Enter 6.1 and 7.2 and you get this: :)

calc2.jpg


Mine at Photographic Tables, Aperture f-stop, Shutter Speed, ISO and EV gives this:

calc1.jpg



EDIT: Oops! Hasty. I see now, it was adding to a f/stop value, but I was computing difference between two.


FWIW, you can use the same calculator

to enter two distances for direct flash, and it computes stops difference for the inverse square law.
That is at Four Flash Photography Basics we must know - Inverse Square Law

or enter two Flash Guide Numbers, and it computes stops difference (to be meaningful, of course both GN have to be for the same zoom or coverage, or at least the real numbers actually used).
It is at Compare Power Rating of Flashes with Guide Numbers

Or the f/stops.
Photographic Tables, Aperture f-stop, Shutter Speed, ISO and EV


But it is the same calculator (same formula).
 
Last edited:

480sparky

Senior Member
I wrote an Exel spreadsheet that does that, and have it on my phone.

And it does aperture, shutter speeds and ISOs too.



Quick, how many stops difference is there from ISO 160 : 1/640 sec : f/7.1 and ISO 400 : 1/80 sec and f/13?



Stopcalculator.jpg
 

Fred Kingston

Senior Member
Here's a tip... Most of the Nikon cameras allow you to set/increment the light meter in 1/2, or 1/3 stop increments.... Turn that off so your camera increments the aperture in full 1 stop increments, then it becomes a simple 1-click turn of the aperture dial... or you can memorize the range from F2.8 to F22...
 

WayneF

Senior Member
You really want exposures to only the nearest full stop precision?

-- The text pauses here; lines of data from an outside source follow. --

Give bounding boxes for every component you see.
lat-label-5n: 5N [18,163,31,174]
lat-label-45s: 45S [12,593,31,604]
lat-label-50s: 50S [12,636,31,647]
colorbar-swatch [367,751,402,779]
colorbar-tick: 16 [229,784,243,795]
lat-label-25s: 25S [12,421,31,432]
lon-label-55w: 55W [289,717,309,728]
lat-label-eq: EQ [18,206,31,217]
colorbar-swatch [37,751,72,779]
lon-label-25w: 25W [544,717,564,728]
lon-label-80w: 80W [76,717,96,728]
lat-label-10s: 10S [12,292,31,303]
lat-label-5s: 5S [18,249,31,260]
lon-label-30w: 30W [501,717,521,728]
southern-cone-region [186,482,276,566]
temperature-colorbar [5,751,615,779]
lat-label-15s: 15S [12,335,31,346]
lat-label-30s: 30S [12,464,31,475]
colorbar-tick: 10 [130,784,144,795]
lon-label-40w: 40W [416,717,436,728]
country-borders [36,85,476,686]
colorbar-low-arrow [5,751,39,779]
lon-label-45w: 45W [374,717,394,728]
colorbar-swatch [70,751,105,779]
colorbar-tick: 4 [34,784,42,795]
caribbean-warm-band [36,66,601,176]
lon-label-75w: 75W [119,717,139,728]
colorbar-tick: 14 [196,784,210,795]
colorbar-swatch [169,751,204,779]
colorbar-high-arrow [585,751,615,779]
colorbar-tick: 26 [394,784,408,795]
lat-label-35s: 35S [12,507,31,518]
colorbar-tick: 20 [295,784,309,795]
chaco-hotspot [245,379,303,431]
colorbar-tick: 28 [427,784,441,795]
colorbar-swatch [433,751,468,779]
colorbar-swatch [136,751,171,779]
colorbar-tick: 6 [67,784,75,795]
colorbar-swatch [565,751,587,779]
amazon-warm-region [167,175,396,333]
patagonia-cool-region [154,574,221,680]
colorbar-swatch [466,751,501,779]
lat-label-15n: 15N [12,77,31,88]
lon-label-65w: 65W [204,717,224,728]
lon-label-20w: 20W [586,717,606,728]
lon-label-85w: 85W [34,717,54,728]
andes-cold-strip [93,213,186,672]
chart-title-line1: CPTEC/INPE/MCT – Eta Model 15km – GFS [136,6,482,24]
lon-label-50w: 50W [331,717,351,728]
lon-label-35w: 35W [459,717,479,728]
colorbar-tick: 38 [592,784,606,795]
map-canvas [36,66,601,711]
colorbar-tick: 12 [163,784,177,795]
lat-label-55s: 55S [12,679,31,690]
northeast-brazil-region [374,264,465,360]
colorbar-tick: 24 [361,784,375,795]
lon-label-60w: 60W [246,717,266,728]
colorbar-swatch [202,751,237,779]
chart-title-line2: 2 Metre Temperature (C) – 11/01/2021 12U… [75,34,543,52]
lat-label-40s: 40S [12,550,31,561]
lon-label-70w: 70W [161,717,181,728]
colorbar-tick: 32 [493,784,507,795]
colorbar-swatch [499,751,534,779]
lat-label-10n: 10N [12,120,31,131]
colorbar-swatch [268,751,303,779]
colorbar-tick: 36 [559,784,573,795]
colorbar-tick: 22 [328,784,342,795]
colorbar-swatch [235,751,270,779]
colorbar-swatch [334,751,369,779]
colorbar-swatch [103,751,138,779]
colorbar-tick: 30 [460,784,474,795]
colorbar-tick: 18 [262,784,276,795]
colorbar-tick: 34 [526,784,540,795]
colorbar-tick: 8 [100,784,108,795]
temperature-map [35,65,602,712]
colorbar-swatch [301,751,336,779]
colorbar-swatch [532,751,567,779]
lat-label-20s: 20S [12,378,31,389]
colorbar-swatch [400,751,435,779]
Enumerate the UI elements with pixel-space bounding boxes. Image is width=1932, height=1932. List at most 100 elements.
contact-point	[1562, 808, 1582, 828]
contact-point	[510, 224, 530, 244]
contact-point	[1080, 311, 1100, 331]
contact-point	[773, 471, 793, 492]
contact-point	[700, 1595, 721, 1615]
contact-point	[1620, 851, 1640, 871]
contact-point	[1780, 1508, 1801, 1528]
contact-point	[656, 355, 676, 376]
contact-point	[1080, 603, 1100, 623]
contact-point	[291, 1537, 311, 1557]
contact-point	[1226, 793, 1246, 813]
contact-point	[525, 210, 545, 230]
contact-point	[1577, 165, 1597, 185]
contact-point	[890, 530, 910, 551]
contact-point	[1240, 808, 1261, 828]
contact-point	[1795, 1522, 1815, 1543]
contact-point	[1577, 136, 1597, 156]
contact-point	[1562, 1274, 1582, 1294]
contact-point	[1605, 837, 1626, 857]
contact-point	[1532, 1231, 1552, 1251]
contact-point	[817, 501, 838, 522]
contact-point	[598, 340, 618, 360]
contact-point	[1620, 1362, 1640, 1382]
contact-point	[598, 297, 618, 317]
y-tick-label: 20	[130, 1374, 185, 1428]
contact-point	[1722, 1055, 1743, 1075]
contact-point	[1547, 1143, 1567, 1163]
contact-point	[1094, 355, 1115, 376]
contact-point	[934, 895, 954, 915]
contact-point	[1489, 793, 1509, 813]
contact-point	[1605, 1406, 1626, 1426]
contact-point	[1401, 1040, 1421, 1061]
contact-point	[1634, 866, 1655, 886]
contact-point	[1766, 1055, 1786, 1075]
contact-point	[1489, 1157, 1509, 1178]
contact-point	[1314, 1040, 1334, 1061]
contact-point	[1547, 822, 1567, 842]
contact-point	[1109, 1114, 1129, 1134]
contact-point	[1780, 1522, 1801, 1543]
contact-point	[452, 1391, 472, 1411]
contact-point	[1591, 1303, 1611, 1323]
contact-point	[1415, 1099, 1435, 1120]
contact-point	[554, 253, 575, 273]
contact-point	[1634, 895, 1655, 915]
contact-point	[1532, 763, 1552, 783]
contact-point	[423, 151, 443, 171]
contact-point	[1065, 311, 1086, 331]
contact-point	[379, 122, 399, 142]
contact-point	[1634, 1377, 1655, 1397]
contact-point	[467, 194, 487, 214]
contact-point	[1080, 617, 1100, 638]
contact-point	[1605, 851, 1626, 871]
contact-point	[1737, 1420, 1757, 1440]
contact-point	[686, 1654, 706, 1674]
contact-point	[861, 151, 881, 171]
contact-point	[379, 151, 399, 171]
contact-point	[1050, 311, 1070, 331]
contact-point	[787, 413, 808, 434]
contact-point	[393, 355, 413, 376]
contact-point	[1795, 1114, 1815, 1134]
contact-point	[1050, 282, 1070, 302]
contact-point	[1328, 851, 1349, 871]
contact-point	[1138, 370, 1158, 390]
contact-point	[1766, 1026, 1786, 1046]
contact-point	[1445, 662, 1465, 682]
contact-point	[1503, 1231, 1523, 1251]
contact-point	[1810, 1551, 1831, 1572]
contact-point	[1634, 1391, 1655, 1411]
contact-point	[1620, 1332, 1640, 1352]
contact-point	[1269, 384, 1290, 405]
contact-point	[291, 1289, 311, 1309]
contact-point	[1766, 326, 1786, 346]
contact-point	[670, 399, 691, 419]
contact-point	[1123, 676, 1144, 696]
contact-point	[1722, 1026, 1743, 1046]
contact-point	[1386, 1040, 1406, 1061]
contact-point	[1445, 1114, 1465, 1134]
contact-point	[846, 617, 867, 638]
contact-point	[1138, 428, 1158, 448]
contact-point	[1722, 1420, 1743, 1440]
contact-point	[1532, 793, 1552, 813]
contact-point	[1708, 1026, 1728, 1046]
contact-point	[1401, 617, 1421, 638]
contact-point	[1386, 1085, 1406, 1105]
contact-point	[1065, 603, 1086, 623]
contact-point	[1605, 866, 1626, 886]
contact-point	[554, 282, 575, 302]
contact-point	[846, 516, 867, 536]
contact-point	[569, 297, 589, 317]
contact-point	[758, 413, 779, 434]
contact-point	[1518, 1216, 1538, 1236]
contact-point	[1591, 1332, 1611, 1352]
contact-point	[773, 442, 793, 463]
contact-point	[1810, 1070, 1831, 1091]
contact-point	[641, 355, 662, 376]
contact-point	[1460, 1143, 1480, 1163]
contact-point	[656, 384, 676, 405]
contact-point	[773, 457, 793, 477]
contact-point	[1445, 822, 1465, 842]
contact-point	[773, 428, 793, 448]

Each exposure could be off up to 1/2 stop? Just set it to 1/3 stop.

I pity the poor photographer who can't even remember those seven numbers. :) I was thinking, like, those numbers are on every lens. But I guess they are not anymore. :)


All that seems obvious, but the very best tip is if you meter your flashes with an incident meter, set it to 1/10 stops.

Then it reads like f/8 plus 0.7 stop or f/5.6 plus 0.2 stop. Then you can trivially know the difference in your head (obviously 1.5 stop here). And this bypasses the issue that what we round off and call f/11 is technically f/11.3, which matters in calculations.